Method 2: Using (streamreader sr = new streamreader (path, encoding. Default ))
{
Filter = new list <string> ();
String S = "";
While (S = Sr. Readline ())! = NULL)
{
Filter. Add (s );
}
}

The first method uses the static file method opentext (string path) to read the content into the streamreader object. The second method directly uses the streamreader constructor to implement the same function, the character set of the operation flow is also specified.
The powerful framework provides multiple solutions for implementing the same functions. Method overloading often provides a more accurate path for implementing functions, such as character set parameters in the structure of streamreader, when I used the first method to implement the function, I encountered garbled characters. Besides, I saved the modified content of the available dictionary and used the first method to read it, so I figured out whether I could specify the stream character set in the operation stream, and found the second method above and it worked.
The thought I want to talk about here is the method I want. The framework may already provide services for you and understand the framework style, which will make the function implementation process smoother :)

The last step is to filter the source word, which is very simple: // filter invalid characters, string-Private Static string wordfilter (string s) # region // filter invalid characters, string-Private Static string wordfilter (string S)
/** // <Summary>
/// Filter invalid characters and strings
/// </Summary>
/// <Param name = "S"> source string </param>
Private Static string wordfilter (string S)
{
Foreach (string code in filter)
{
S = S. Replace (Code ,"");
}
Return S;
}
# Endregion

The wordfilter (string s) method returns the filtered source word.
Let's see the results:

Problems:
Some words (or words) in the dictionary will appear in some words, such as [I], and will be filtered out in the idiom [I am sorry, therefore, this idiom will be split into [view]-[even]-[pity].

Later:
So far, there is no unified standard for the search engine technology, and there is no stage in which a certain function can be used to solve the general consensus. Most intra-site searches are in the exploratory and testing phase (of course, this stage brings us endless fun :)), therefore, the above solutions are only immature among the many solutions, but if the above solutions can bring you a little inspiration or arouse your interest in search engines, I will be very happy :)

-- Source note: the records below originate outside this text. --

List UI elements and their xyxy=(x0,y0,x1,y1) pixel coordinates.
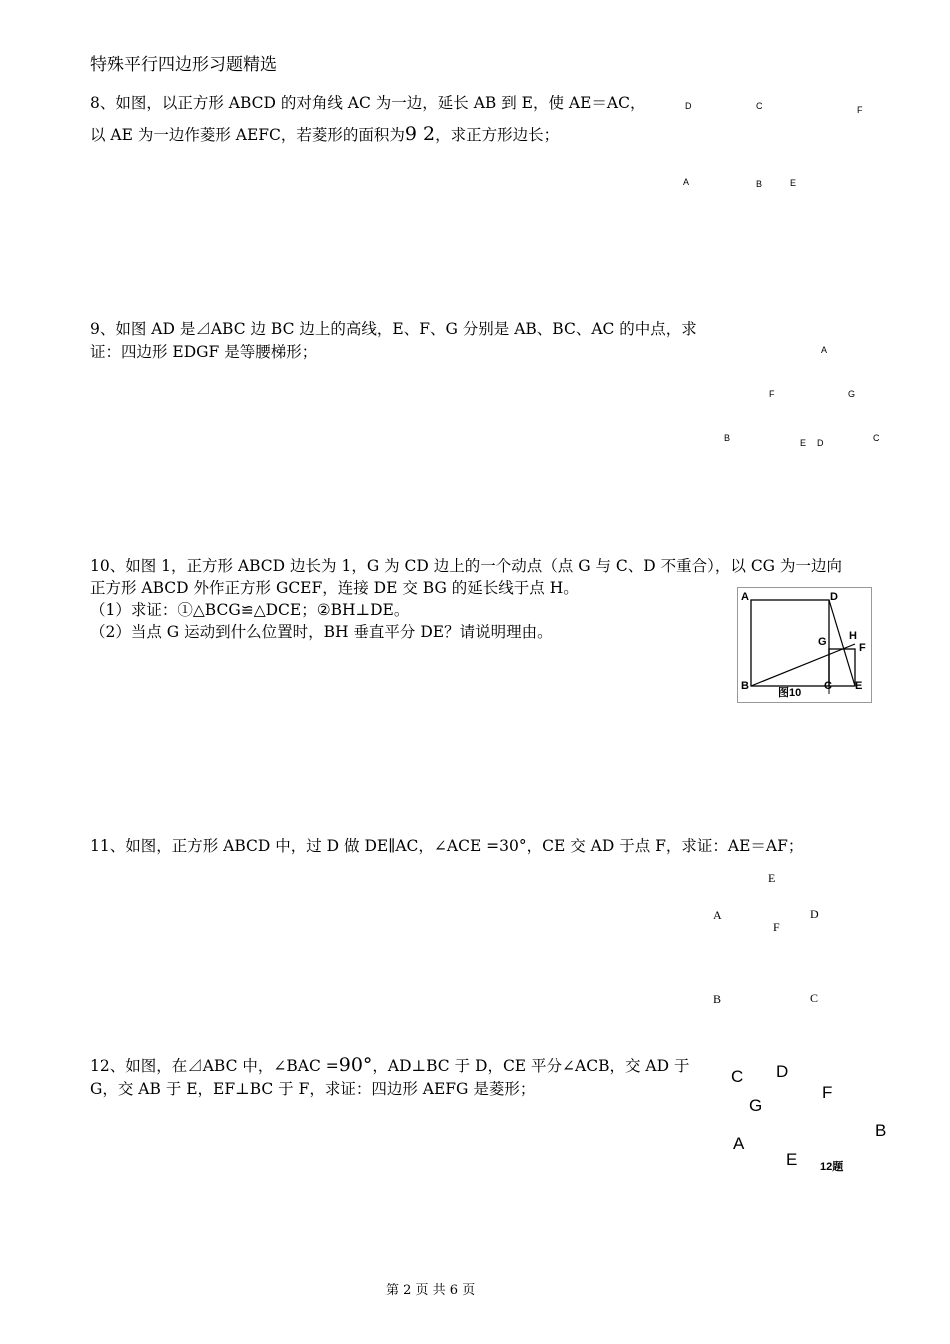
q12-label-f: F xyxy=(822,1083,833,1102)
q9-label-e: E xyxy=(800,438,807,448)
q10-label-f: F xyxy=(859,642,866,654)
q8-line2 xyxy=(90,123,559,146)
q11-label-f: F xyxy=(773,920,780,934)
page-footer: 第 2 页 共 6 页 xyxy=(386,1283,476,1298)
q10-line2: 正方形 ABCD 外作正方形 GCEF，连接 DE 交 BG 的延长线于点 H。 xyxy=(90,579,579,597)
q8-area-value: 9 2 xyxy=(404,123,436,145)
q8-label-c: C xyxy=(756,101,763,111)
q10-part2: （2）当点 G 运动到什么位置时，BH 垂直平分 DE？请说明理由。 xyxy=(90,623,553,641)
q11-label-a: A xyxy=(713,908,722,922)
q9-label-a: A xyxy=(821,345,828,355)
q11-label-e: E xyxy=(768,871,776,885)
q10-label-h: H xyxy=(849,630,857,642)
q12-line2: G，交 AB 于 E，EF⊥BC 于 F，求证：四边形 AEFG 是菱形； xyxy=(90,1080,536,1098)
q9-label-g: G xyxy=(848,389,856,399)
q8-label-e: E xyxy=(790,178,797,188)
q10-label-b: B xyxy=(741,680,749,692)
q8-line1: 8、如图，以正方形 ABCD 的对角线 AC 为一边，延长 AB 到 E，使 AE＝AC， xyxy=(90,94,646,112)
q12-label-a: A xyxy=(733,1134,745,1153)
q10-label-g: G xyxy=(818,636,827,648)
q11-line1: 11、如图，正方形 ABCD 中，过 D 做 DE∥AC，∠ACE =30°，CE 交 AD 于点 F，求证：AE＝AF； xyxy=(90,837,804,855)
q10-label-a: A xyxy=(741,591,749,603)
q12-line1-a: 12、如图，在⊿ABC 中，∠BAC = xyxy=(90,1057,339,1075)
q10-line1: 10、如图 1，正方形 ABCD 边长为 1，G 为 CD 边上的一个动点（点 G 与 C、D 不重合），以 CG 为一边向 xyxy=(90,557,842,575)
q11-label-c: C xyxy=(810,991,819,1005)
q12-label-g: G xyxy=(749,1096,763,1115)
q10-label-d: D xyxy=(830,591,838,603)
q9-line1: 9、如图 AD 是⊿ABC 边 BC 边上的高线，E、F、G 分别是 AB、BC、AC 的中点，求 xyxy=(90,320,697,338)
q9-label-f: F xyxy=(769,389,775,399)
q10-figure-caption: 图10 xyxy=(778,687,802,699)
q11-label-b: B xyxy=(713,992,722,1006)
q10-figure xyxy=(737,587,872,703)
q9-line2: 证：四边形 EDGF 是等腰梯形； xyxy=(90,343,318,361)
q10-label-c: C xyxy=(824,680,832,692)
q8-label-b: B xyxy=(756,179,763,189)
q12-line1-b: ，AD⊥BC 于 D，CE 平分∠ACB，交 AD 于 xyxy=(372,1057,690,1075)
q9-label-d: D xyxy=(817,438,824,448)
q12-label-e: E xyxy=(786,1150,798,1169)
q8-label-d: D xyxy=(685,101,692,111)
q10-label-e: E xyxy=(855,680,863,692)
q11-label-d: D xyxy=(810,907,819,921)
q9-label-b: B xyxy=(724,433,731,443)
q9-label-c: C xyxy=(873,433,880,443)
q12-label-b: B xyxy=(875,1121,887,1140)
line-de xyxy=(829,600,855,686)
q12-line1 xyxy=(90,1054,689,1077)
line-bh xyxy=(751,644,855,686)
square-gcef xyxy=(829,649,855,686)
q12-figure-caption: 12题 xyxy=(820,1161,844,1173)
q12-angle-value: 90° xyxy=(338,1054,373,1076)
q8-label-a: A xyxy=(683,177,690,187)
q12-label-d: D xyxy=(776,1062,789,1081)
q8-line2-b: ，求正方形边长； xyxy=(435,126,560,144)
q8-label-f: F xyxy=(857,105,863,115)
page-title: 特殊平行四边形习题精选 xyxy=(90,55,277,75)
q8-line2-a: 以 AE 为一边作菱形 AEFC，若菱形的面积为 xyxy=(90,126,405,144)
q12-label-c: C xyxy=(731,1067,744,1086)
q10-part1: （1）求证：①△BCG≌△DCE；②BH⊥DE。 xyxy=(90,601,410,619)
q10-figure-svg xyxy=(738,588,871,702)
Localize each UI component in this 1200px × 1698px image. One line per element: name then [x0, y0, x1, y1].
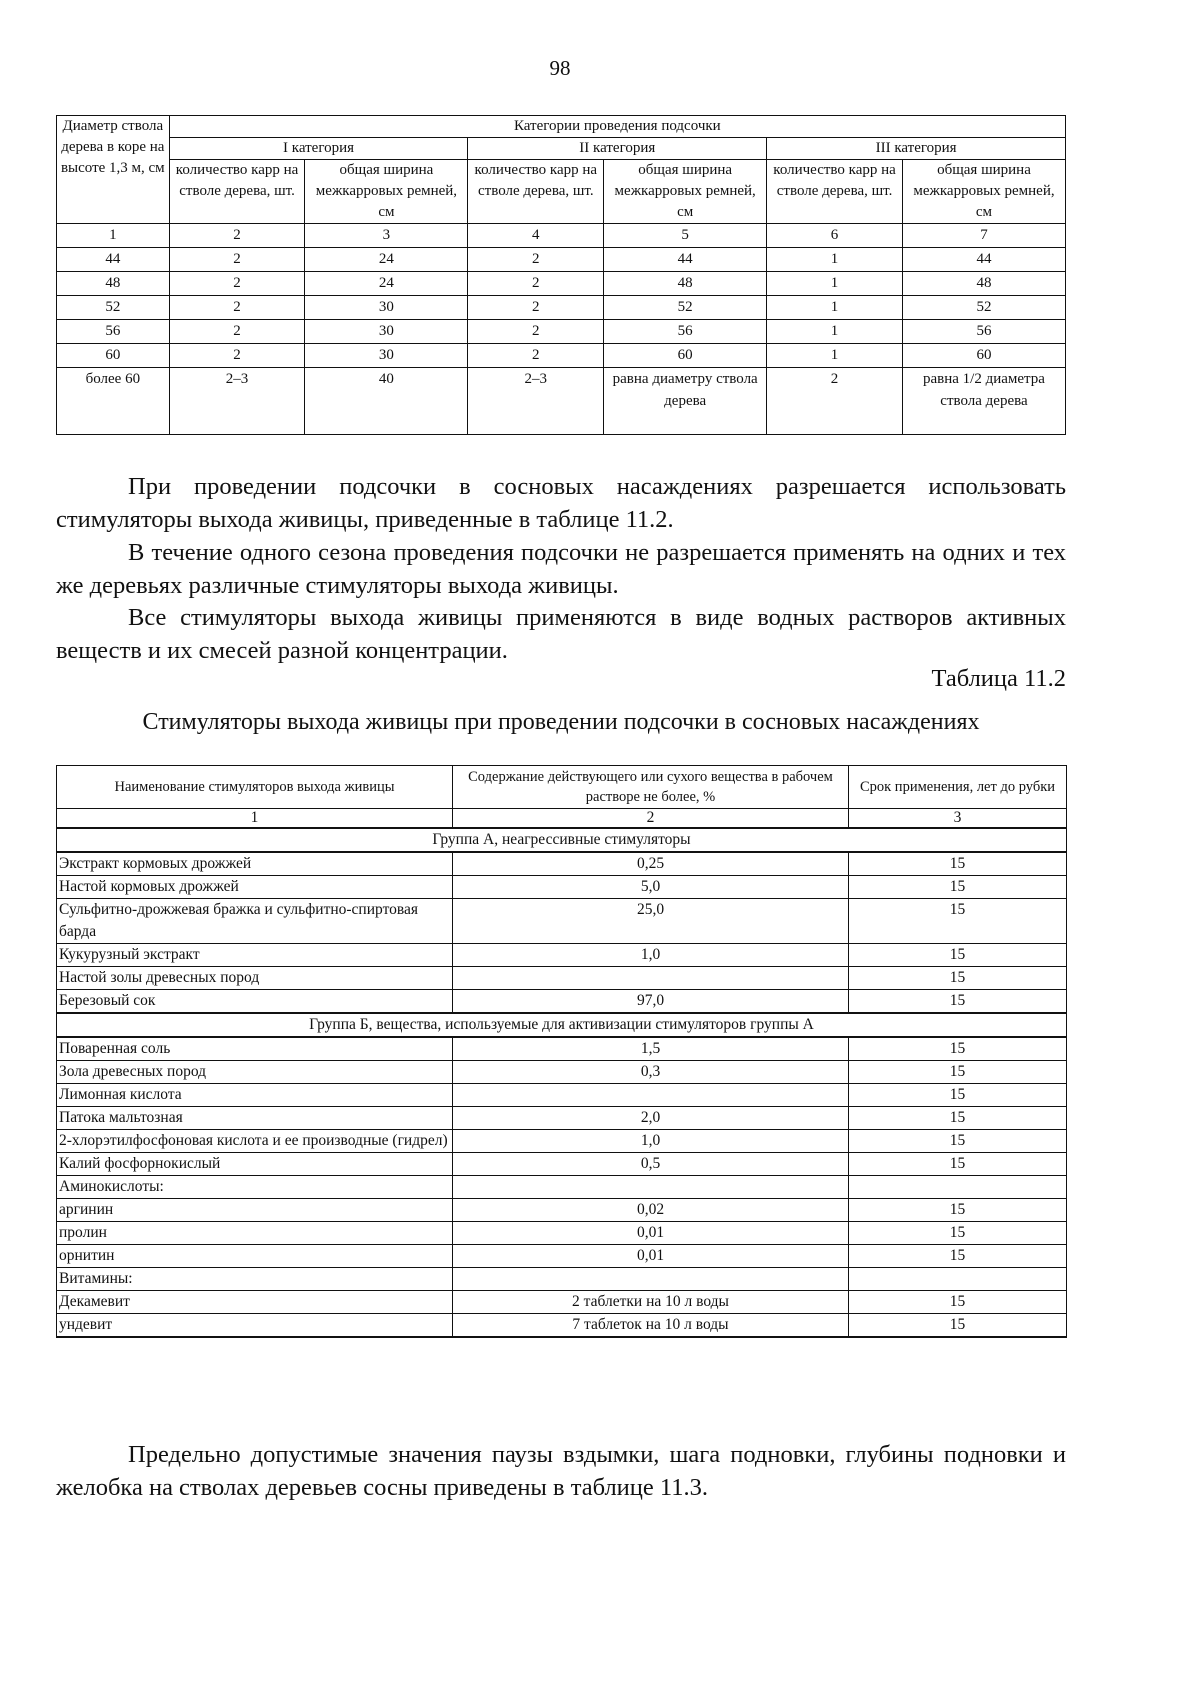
page-number: 98 [549, 56, 571, 80]
table-cell: Витамины: [57, 1268, 453, 1291]
subheader-width: общая ширина межкарровых ремней, см [604, 160, 767, 224]
table-cell: 2 [468, 272, 604, 296]
table-cell: 24 [305, 248, 468, 272]
paragraph-text: Предельно допустимые значения паузы вздымки, шага подновки, глубины подновки и желобка на стволах деревьев сосны приведены в таблице 11.3. [56, 1441, 1066, 1501]
table-row [57, 1084, 1067, 1107]
table-cell: 56 [902, 320, 1065, 344]
table-row [57, 1130, 1067, 1153]
category-1-header: I категория [169, 138, 468, 160]
table-row [57, 1245, 1067, 1268]
table-cell: 7 таблеток на 10 л воды [453, 1314, 849, 1338]
table-cell: 2–3 [468, 368, 604, 435]
category-2-header: II категория [468, 138, 767, 160]
table-row [57, 272, 1066, 296]
table-cell: 44 [604, 248, 767, 272]
subheader-width: общая ширина межкарровых ремней, см [902, 160, 1065, 224]
table-caption: Стимуляторы выхода живицы при проведении подсочки в сосновых насаждениях [142, 709, 980, 735]
table-cell: Поваренная соль [57, 1037, 453, 1061]
paragraph [56, 536, 1066, 602]
table-cell: 0,01 [453, 1222, 849, 1245]
paragraph [56, 470, 1066, 536]
table-row [57, 320, 1066, 344]
column-number: 2 [169, 224, 305, 248]
table-row [57, 1176, 1067, 1199]
table-cell: 52 [57, 296, 170, 320]
table-cell: 0,25 [453, 852, 849, 876]
table-cell: Лимонная кислота [57, 1084, 453, 1107]
category-3-header: III категория [767, 138, 1066, 160]
table-cell: 0,3 [453, 1061, 849, 1084]
table-cell: Экстракт кормовых дрожжей [57, 852, 453, 876]
table-cell: более 60 [57, 368, 170, 435]
group-b-rows [57, 1037, 1067, 1337]
table-diameter-categories [56, 115, 1066, 435]
table-cell: 40 [305, 368, 468, 435]
subheader-width: общая ширина межкарровых ремней, см [305, 160, 468, 224]
paragraph-text: В течение одного сезона проведения подсочки не разрешается применять на одних и тех же деревьях различные стимуляторы выхода живицы. [56, 539, 1066, 599]
table-cell: 44 [902, 248, 1065, 272]
table-cell: 1 [767, 248, 903, 272]
table-row [57, 1314, 1067, 1338]
header-cell: Срок применения, лет до рубки [849, 766, 1067, 809]
table-cell: 2–3 [169, 368, 305, 435]
table-cell: 15 [849, 944, 1067, 967]
table-cell: 1,0 [453, 1130, 849, 1153]
table-cell: 1 [767, 296, 903, 320]
table-cell: 5,0 [453, 876, 849, 899]
table-cell: 2 [468, 320, 604, 344]
table-cell: 15 [849, 990, 1067, 1014]
table-cell: 15 [849, 1037, 1067, 1061]
table-cell: 2 таблетки на 10 л воды [453, 1291, 849, 1314]
table-cell: пролин [57, 1222, 453, 1245]
table-cell: 1,5 [453, 1037, 849, 1061]
table-cell: 60 [57, 344, 170, 368]
column-number: 6 [767, 224, 903, 248]
table-cell: 15 [849, 1291, 1067, 1314]
header-cell: Содержание действующего или сухого вещества в рабочем растворе не более, % [453, 766, 849, 809]
table-cell: 15 [849, 1084, 1067, 1107]
table-row [57, 368, 1066, 435]
paragraph [56, 1438, 1066, 1504]
table-cell: орнитин [57, 1245, 453, 1268]
table-cell: аргинин [57, 1199, 453, 1222]
table-cell: 0,02 [453, 1199, 849, 1222]
table-cell: 1 [767, 344, 903, 368]
column-numbers-row [57, 809, 1067, 829]
column-number: 3 [849, 809, 1067, 829]
table-row [57, 852, 1067, 876]
table-cell: 60 [604, 344, 767, 368]
table-cell: Настой кормовых дрожжей [57, 876, 453, 899]
table-cell: 2-хлорэтилфосфоновая кислота и ее производные (гидрел) [57, 1130, 453, 1153]
table-row [57, 876, 1067, 899]
table-row [57, 344, 1066, 368]
subheader-count: количество карр на стволе дерева, шт. [767, 160, 903, 224]
table-cell: ундевит [57, 1314, 453, 1338]
column-number: 3 [305, 224, 468, 248]
table-cell [453, 1084, 849, 1107]
group-row [57, 1013, 1067, 1037]
table-cell: 15 [849, 1245, 1067, 1268]
table-cell: 56 [604, 320, 767, 344]
table-cell: 52 [604, 296, 767, 320]
table-cell: 48 [57, 272, 170, 296]
table-row [57, 1153, 1067, 1176]
table-row [57, 990, 1067, 1014]
header-cell: Наименование стимуляторов выхода живицы [57, 766, 453, 809]
table-cell: Кукурузный экстракт [57, 944, 453, 967]
table-cell: 15 [849, 899, 1067, 944]
column-number: 1 [57, 809, 453, 829]
table-cell: 2 [169, 248, 305, 272]
table-cell: 1,0 [453, 944, 849, 967]
column-number: 5 [604, 224, 767, 248]
subheader-count: количество карр на стволе дерева, шт. [169, 160, 305, 224]
table-cell: Сульфитно-дрожжевая бражка и сульфитно-спиртовая барда [57, 899, 453, 944]
paragraph [56, 601, 1066, 667]
table-cell: 15 [849, 1107, 1067, 1130]
subheader-count: количество карр на стволе дерева, шт. [468, 160, 604, 224]
table-row [57, 248, 1066, 272]
table-cell: 52 [902, 296, 1065, 320]
table-cell: 15 [849, 967, 1067, 990]
table-cell: равна 1/2 диаметра ствола дерева [902, 368, 1065, 435]
table-cell: 44 [57, 248, 170, 272]
table-cell: 2 [169, 272, 305, 296]
table-cell: Зола древесных пород [57, 1061, 453, 1084]
table-cell: 60 [902, 344, 1065, 368]
table-header-row [57, 766, 1067, 809]
table-cell: 30 [305, 296, 468, 320]
paragraph-text: При проведении подсочки в сосновых насаждениях разрешается использовать стимуляторы выхода живицы, приведенные в таблице 11.2. [56, 473, 1066, 533]
table-cell [849, 1268, 1067, 1291]
table-cell: 15 [849, 1153, 1067, 1176]
table-cell [453, 967, 849, 990]
table-row [57, 1199, 1067, 1222]
table-cell: 2 [169, 296, 305, 320]
table-cell: 2 [767, 368, 903, 435]
table-cell [453, 1268, 849, 1291]
group-a-rows [57, 852, 1067, 1013]
table-cell: Декамевит [57, 1291, 453, 1314]
table-row [57, 899, 1067, 944]
table-cell [849, 1176, 1067, 1199]
group-row [57, 828, 1067, 852]
table-row [57, 1037, 1067, 1061]
table-cell: равна диаметру ствола дерева [604, 368, 767, 435]
group-a-title: Группа А, неагрессивные стимуляторы [57, 828, 1067, 852]
table-stimulators [56, 765, 1067, 1338]
table-cell: 25,0 [453, 899, 849, 944]
table-cell: 2 [468, 344, 604, 368]
table-cell: 30 [305, 320, 468, 344]
column-number: 4 [468, 224, 604, 248]
table-cell: 2,0 [453, 1107, 849, 1130]
table-cell: 2 [169, 344, 305, 368]
paragraph-text: Все стимуляторы выхода живицы применяются в виде водных растворов активных веществ и их смесей разной концентрации. [56, 604, 1066, 664]
table-row [57, 1222, 1067, 1245]
table-cell: 56 [57, 320, 170, 344]
table-cell: 30 [305, 344, 468, 368]
table-cell: 15 [849, 1199, 1067, 1222]
table-cell: 2 [169, 320, 305, 344]
table-cell: 15 [849, 876, 1067, 899]
table-row [57, 1061, 1067, 1084]
table-cell: 97,0 [453, 990, 849, 1014]
table-cell: 48 [902, 272, 1065, 296]
table-cell: 1 [767, 320, 903, 344]
table-row [57, 944, 1067, 967]
column-numbers-row [57, 224, 1066, 248]
column-number: 1 [57, 224, 170, 248]
table-cell: Патока мальтозная [57, 1107, 453, 1130]
column-number: 2 [453, 809, 849, 829]
table-cell: 15 [849, 1061, 1067, 1084]
table-row [57, 296, 1066, 320]
table-cell: 15 [849, 1130, 1067, 1153]
table-cell: 15 [849, 852, 1067, 876]
table-cell [453, 1176, 849, 1199]
table-row [57, 1107, 1067, 1130]
table-number: Таблица 11.2 [931, 665, 1066, 692]
group-header: Категории проведения подсочки [169, 116, 1065, 138]
table-cell: 0,01 [453, 1245, 849, 1268]
table-cell: 1 [767, 272, 903, 296]
table-cell: Настой золы древесных пород [57, 967, 453, 990]
column-number: 7 [902, 224, 1065, 248]
table-cell: 2 [468, 248, 604, 272]
table-cell: 48 [604, 272, 767, 296]
table-cell: 15 [849, 1314, 1067, 1338]
table-cell: Аминокислоты: [57, 1176, 453, 1199]
table-cell: 0,5 [453, 1153, 849, 1176]
col1-header: Диаметр ствола дерева в коре на высоте 1,3 м, см [57, 116, 170, 224]
group-b-title: Группа Б, вещества, используемые для активизации стимуляторов группы А [57, 1013, 1067, 1037]
table-row [57, 1268, 1067, 1291]
table-cell: 2 [468, 296, 604, 320]
table-cell: 15 [849, 1222, 1067, 1245]
table-row [57, 967, 1067, 990]
table-cell: Березовый сок [57, 990, 453, 1014]
table-row [57, 1291, 1067, 1314]
table-cell: Калий фосфорнокислый [57, 1153, 453, 1176]
table-cell: 24 [305, 272, 468, 296]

Complimentary: Filter dictionary

Filter.txt
Of
?
?
Ah
Description
Pair
In
And
Yes
Quilt
Most
Institute
That
This
Yes
Set
Yes
And
Cause
Yu
He
She
It
You
Is
The
For
In
To
On
 



A
B
C
D
E
F
G
H
I
J
K
L
M
N
O
P
Q
R
S
T
U
V
W
X
Y
Z
1
2
3
4
5
6
7
8
9
0
About
Above
After
Again
All
Also
AM
An
And
Any
Are
As
At
Back
Be
Been
Before
Behind
Being
Below
But
By
Can
Click
Do
Does
Done
Each
Else
Etc
Ever
Every
Few
For
From
Generally
Get
Go
Gone
Has
Have
Hello
Here
How
If
In
Into
Is
Just
Keep
Later
Let
Like
Lot
Lots
Made
Make
Makes
Bytes
May
Me
More
Most
Much
Must
My
Need
No
Not
Now
Of
Often
On
Only
Or
Other
Others
Our
Out
Over
Please
Put
So
Some
Such
Than
That
The
Their
Them
Then
There
These
They
This
Try
To
Up
Us
Very
Want
Was
We
Well
What
When
Where
Which
Why
Will
With
Within
You
Your
Yourself

Contact Us

The content source of this page is from Internet, which doesn't represent Alibaba Cloud's opinion; products and services mentioned on that page don't have any relationship with Alibaba Cloud. If the content of the page makes you feel confusing, please write us an email, we will handle the problem within 5 days after receiving your email.

If you find any instances of plagiarism from the community, please send an email to: info-contact@alibabacloud.com and provide relevant evidence. A staff member will contact you within 5 working days.

A Free Trial That Lets You Build Big!

Start building with 50+ products and up to 12 months usage for Elastic Compute Service

  • Sales Support

    1 on 1 presale consultation

  • After-Sales Support

    24/7 Technical Support 6 Free Tickets per Quarter Faster Response

  • Alibaba Cloud offers highly flexible support services tailored to meet your exact needs.